Town Planning Act 1925
- Parliament of the United Kingdom
- Long title: An Act to consolidate the enactments relating to town planning in England and Wales.
- Citation: 15 & 16 Geo. 5. c. 16
- Territorial extent: England and Wales

Dates
- Royal assent: 9 April 1925
- Commencement: 1 July 1925
- Repealed: 1 April 1933

Other legislation
- Amends: See § Repealed enactments
- Repeals/revokes: See § Repealed enactments
- Repealed by: Town and Country Planning Act 1932
- Relates to: Housing Act 1925; Housing (Scotland) Act 1925; Town Planning (Scotland) Act 1925; Settled Land Act 1925; Trustee Act 1925; Law of Property Act 1925; Land Registration Act 1925; Land Charges Act 1925; Administration of Estates Act 1925; Universities and College Estates Act 1925; Supreme Court of Judicature (Consolidation) Act 1925; Workmen's Compensation Act 1925;

Status: Repealed

Text of statute as originally enacted

= Town Planning Act 1925 =

Act of the Parliament of the United Kingdom

The Town Planning Act 1925 (15 & 16 Geo. 5. c. 16) was an act of the Parliament of the United Kingdom that consolidated enactments relating to town planning in England and Wales.

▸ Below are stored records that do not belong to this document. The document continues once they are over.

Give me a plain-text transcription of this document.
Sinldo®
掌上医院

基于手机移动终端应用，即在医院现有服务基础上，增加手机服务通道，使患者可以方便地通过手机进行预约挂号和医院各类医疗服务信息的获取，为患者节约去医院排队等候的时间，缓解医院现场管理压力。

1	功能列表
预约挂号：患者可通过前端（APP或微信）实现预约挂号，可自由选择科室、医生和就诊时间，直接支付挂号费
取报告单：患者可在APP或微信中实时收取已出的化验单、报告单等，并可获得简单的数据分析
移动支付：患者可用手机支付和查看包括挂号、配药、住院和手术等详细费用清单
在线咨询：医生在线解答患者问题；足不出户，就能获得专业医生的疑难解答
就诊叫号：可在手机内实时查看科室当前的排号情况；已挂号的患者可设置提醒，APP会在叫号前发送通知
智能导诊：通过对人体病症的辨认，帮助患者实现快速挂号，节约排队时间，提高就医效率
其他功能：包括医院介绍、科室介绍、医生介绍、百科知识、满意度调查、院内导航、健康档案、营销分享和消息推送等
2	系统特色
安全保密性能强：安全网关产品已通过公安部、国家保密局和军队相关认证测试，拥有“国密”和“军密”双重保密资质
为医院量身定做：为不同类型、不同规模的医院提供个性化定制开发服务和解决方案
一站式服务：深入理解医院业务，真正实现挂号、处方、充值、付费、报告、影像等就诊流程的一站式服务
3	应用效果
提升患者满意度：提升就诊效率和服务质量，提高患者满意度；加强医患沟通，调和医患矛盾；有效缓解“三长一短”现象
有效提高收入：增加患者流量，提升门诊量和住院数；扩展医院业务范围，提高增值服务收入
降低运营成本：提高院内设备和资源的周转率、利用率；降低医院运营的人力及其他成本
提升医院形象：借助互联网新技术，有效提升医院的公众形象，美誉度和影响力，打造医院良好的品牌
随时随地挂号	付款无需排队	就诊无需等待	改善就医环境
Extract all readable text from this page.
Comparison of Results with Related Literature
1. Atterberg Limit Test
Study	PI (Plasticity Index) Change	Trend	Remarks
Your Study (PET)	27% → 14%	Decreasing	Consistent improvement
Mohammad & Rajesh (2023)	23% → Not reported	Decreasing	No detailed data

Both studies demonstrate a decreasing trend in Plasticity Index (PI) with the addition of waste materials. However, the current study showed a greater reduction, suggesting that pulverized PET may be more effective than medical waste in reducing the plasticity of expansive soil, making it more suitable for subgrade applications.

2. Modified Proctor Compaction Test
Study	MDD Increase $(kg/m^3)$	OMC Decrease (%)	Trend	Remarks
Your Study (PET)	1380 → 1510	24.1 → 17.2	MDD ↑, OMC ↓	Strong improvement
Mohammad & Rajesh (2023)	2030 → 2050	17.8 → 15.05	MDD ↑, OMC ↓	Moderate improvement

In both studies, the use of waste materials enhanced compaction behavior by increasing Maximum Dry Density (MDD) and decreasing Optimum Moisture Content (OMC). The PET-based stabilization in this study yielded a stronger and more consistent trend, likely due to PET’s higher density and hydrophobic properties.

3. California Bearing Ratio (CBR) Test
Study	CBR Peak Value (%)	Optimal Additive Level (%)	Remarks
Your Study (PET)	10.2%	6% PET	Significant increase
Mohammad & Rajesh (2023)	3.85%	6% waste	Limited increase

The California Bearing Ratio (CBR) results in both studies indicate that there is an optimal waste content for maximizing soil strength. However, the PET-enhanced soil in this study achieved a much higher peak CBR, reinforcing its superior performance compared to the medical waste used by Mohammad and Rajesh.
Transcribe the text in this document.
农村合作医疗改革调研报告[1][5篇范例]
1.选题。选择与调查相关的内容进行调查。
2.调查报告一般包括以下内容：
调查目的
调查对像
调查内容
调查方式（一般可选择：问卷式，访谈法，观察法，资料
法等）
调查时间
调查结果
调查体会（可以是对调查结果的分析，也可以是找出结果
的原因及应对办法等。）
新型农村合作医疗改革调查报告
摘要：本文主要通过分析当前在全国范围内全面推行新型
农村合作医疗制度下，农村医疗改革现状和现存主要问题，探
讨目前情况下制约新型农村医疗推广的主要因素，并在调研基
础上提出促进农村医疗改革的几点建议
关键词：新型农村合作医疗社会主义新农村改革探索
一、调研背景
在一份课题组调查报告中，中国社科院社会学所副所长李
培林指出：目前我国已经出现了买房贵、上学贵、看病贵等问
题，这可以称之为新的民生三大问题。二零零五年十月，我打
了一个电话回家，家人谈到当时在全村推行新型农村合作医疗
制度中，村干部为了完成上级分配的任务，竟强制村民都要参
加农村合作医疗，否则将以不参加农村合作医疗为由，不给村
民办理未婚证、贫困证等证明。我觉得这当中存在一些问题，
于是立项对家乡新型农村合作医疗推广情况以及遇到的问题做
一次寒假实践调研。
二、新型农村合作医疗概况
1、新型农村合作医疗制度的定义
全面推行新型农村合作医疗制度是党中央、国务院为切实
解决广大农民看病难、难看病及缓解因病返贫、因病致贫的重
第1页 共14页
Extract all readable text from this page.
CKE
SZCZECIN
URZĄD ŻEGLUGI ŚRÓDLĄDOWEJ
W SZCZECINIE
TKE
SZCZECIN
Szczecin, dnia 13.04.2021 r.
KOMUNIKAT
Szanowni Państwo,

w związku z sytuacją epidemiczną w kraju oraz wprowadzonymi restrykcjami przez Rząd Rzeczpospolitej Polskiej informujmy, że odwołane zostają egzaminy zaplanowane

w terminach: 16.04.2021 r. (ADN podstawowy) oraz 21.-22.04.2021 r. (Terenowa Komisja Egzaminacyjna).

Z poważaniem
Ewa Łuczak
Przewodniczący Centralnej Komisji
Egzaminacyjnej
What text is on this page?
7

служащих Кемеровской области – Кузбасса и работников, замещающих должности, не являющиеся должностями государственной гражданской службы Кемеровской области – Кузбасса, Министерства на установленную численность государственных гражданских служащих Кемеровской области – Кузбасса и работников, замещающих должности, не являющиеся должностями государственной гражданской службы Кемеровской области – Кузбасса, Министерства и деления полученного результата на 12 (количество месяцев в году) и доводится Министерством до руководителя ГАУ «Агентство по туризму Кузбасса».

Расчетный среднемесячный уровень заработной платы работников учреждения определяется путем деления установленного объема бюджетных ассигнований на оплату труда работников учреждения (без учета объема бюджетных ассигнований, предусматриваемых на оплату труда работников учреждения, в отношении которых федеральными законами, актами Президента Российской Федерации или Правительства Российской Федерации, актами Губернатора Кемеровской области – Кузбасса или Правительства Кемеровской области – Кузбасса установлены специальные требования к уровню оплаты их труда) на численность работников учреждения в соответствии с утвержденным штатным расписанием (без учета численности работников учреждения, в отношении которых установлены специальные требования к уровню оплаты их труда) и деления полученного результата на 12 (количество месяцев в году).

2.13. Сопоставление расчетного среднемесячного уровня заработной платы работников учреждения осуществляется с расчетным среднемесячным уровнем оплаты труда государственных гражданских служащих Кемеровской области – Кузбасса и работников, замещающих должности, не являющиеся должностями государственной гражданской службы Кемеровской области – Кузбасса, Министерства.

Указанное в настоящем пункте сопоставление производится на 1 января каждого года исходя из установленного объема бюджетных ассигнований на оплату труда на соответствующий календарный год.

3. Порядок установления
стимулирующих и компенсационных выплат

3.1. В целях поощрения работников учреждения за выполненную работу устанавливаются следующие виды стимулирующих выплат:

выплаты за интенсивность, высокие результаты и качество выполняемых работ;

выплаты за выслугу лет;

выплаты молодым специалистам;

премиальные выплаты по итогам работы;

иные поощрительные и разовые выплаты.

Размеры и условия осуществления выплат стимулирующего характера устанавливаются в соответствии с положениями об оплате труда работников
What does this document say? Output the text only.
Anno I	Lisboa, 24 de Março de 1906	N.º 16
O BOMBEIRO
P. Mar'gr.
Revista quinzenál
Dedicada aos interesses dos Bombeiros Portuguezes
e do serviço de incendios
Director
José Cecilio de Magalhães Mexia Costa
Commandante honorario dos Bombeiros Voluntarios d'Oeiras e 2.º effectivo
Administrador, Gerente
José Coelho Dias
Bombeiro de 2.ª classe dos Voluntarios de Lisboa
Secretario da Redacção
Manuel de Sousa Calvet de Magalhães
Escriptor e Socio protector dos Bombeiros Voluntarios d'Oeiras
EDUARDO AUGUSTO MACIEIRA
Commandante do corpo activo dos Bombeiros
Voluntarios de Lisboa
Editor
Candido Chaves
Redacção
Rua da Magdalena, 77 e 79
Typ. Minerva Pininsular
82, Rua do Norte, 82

The Town Planning (Scotland) Act 1925 (15 & 16 Geo. 5. c. 17) made similar provisions for Scotland.

== Provisions ==
=== Repealed enactments ===
Section 21 of the act repealed 5 enactments, listed in the fourth schedule to the act.

| Citation | Short title | Extent of repeal |
|---|---|---|
| 9 Edw. 7. c. 44 | Housing, Town Planning, &c. Act 1909 | Part II. Part IV. so far as it relates to town planning. The Fourth Schedule. The Fifth Schedule. |
| 9 & 10 Geo. 5. c. 35 | Housing, Town Planning, &c. Act 1919 | Part II. The Third Schedule. |
| 9 & 10 Geo. 5. c. 99 | Housing (Additional Powers) Act 1919 | Section ten. |
| 11 & 12 Geo. 5. c. 19 | Housing Act 1921 | Section six so far as unrepealed by the Housing Act 1924. Section seven. |
| 13 & 14 Geo. 5. c. 24 | Housing, &c. Act 1923 | Part II. The Second Schedule so far as it amends section 59 of the Housing, Town Planning, &c., Act, 1909. |

== Subsequent developments ==
The whole act was repealed by section 54 of, and the fifth schedule to, the Town and Country Planning Act 1932 (22 & 23 Geo. 5. c. 48), which came into operation on 1 April 1933.